Athens Charter 2033 (FDT Development)
The city planning under Otto I was the only formal urban design for modern Athens, the area shaped by this plan is still visible today. However the later development of the city was rather chaotic and unplanned, the endless repetition of Parkatoikía seemed to make the second urban planning for Athens become a permanent paradox.
Le Corbusier’s Athens Charter 1933 was one of the most influential yet controversial documents in the history of modern urban planning, which heavily influenced the later concept of Linear City. Although the document’s content has little relationship with the specific city of Athens, its name seems to indicate that it would affect Athens someday in the future.
The thesis project’s own linear form provides the potential of introducing the radical concept of Linear City: at the macro level, this line is infinitely extended to form a new city axis, on which all potential empty plots or abandoned Parkatoikías would be used or reused as new public spaces; at the micro level, the new special and replicable form of Stoa adopted by the project would be the prototype for this axis.

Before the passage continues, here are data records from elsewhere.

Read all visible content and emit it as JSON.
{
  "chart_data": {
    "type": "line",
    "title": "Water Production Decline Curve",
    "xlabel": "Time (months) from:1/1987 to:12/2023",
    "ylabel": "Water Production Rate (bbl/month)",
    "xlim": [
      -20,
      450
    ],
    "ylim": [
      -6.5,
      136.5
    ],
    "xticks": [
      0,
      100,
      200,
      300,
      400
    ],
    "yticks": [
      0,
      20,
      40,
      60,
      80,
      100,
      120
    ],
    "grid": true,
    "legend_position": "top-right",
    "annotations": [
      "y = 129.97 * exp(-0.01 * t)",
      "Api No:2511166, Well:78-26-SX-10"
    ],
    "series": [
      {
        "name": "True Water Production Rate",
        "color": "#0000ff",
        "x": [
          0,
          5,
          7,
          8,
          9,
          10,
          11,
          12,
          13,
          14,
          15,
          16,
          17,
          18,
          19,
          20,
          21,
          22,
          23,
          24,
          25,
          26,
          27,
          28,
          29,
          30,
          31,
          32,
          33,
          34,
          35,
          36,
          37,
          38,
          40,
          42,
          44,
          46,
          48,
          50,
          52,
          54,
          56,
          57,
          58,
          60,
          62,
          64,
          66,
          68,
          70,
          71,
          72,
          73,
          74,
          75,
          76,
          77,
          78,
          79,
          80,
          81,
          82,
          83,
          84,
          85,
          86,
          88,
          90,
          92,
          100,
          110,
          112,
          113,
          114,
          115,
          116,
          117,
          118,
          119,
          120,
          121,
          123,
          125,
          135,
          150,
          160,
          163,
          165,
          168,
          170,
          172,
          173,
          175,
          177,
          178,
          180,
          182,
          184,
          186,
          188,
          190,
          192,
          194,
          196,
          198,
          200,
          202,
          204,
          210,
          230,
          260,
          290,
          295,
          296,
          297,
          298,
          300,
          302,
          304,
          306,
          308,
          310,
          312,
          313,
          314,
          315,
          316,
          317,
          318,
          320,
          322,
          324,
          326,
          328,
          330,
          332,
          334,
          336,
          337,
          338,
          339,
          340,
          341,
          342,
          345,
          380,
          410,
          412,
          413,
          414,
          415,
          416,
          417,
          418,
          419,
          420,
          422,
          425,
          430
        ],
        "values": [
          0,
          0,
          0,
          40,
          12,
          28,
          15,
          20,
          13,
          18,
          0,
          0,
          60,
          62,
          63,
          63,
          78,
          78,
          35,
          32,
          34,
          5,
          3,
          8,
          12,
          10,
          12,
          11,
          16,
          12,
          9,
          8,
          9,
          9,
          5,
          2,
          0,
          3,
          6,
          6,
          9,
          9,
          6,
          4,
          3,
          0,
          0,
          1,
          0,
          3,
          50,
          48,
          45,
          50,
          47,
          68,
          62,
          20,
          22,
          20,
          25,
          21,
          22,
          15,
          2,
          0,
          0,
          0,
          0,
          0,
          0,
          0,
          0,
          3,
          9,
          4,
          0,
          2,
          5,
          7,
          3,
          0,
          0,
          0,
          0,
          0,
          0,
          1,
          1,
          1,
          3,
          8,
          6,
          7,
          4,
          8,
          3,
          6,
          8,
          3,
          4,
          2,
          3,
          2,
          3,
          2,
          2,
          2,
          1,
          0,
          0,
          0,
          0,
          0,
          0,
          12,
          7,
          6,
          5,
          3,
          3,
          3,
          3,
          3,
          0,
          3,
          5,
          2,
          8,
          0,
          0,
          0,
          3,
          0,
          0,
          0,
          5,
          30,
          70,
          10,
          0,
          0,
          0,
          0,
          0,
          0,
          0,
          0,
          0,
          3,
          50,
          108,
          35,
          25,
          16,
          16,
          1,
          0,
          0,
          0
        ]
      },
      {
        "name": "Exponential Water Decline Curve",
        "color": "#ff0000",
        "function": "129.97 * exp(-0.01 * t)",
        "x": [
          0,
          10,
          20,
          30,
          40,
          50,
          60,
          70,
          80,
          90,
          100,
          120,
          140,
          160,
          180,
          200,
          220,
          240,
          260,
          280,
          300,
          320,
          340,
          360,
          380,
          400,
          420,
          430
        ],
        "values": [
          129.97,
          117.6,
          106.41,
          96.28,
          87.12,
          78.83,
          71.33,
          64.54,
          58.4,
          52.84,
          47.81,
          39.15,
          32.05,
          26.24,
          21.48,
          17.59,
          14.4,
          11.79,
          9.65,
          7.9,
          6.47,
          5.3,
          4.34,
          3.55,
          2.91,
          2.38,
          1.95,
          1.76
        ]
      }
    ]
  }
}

This proposal would be a new city planning document – Athens Charter 2033. While Corbusier’s Athens Charter 1933 was a universal manifesto calling for the real demolition of crowded historical city centres to make way for high-rise residential blocks, the Athens Charter 2033 is a proclamation specifically for Athens that advocates the metaphorical and ethical destruction of the ruins by building a long-span linear axis for public life, which gently weaves into the city, connecting the fragmented urban fabric in a simple but powerful manner.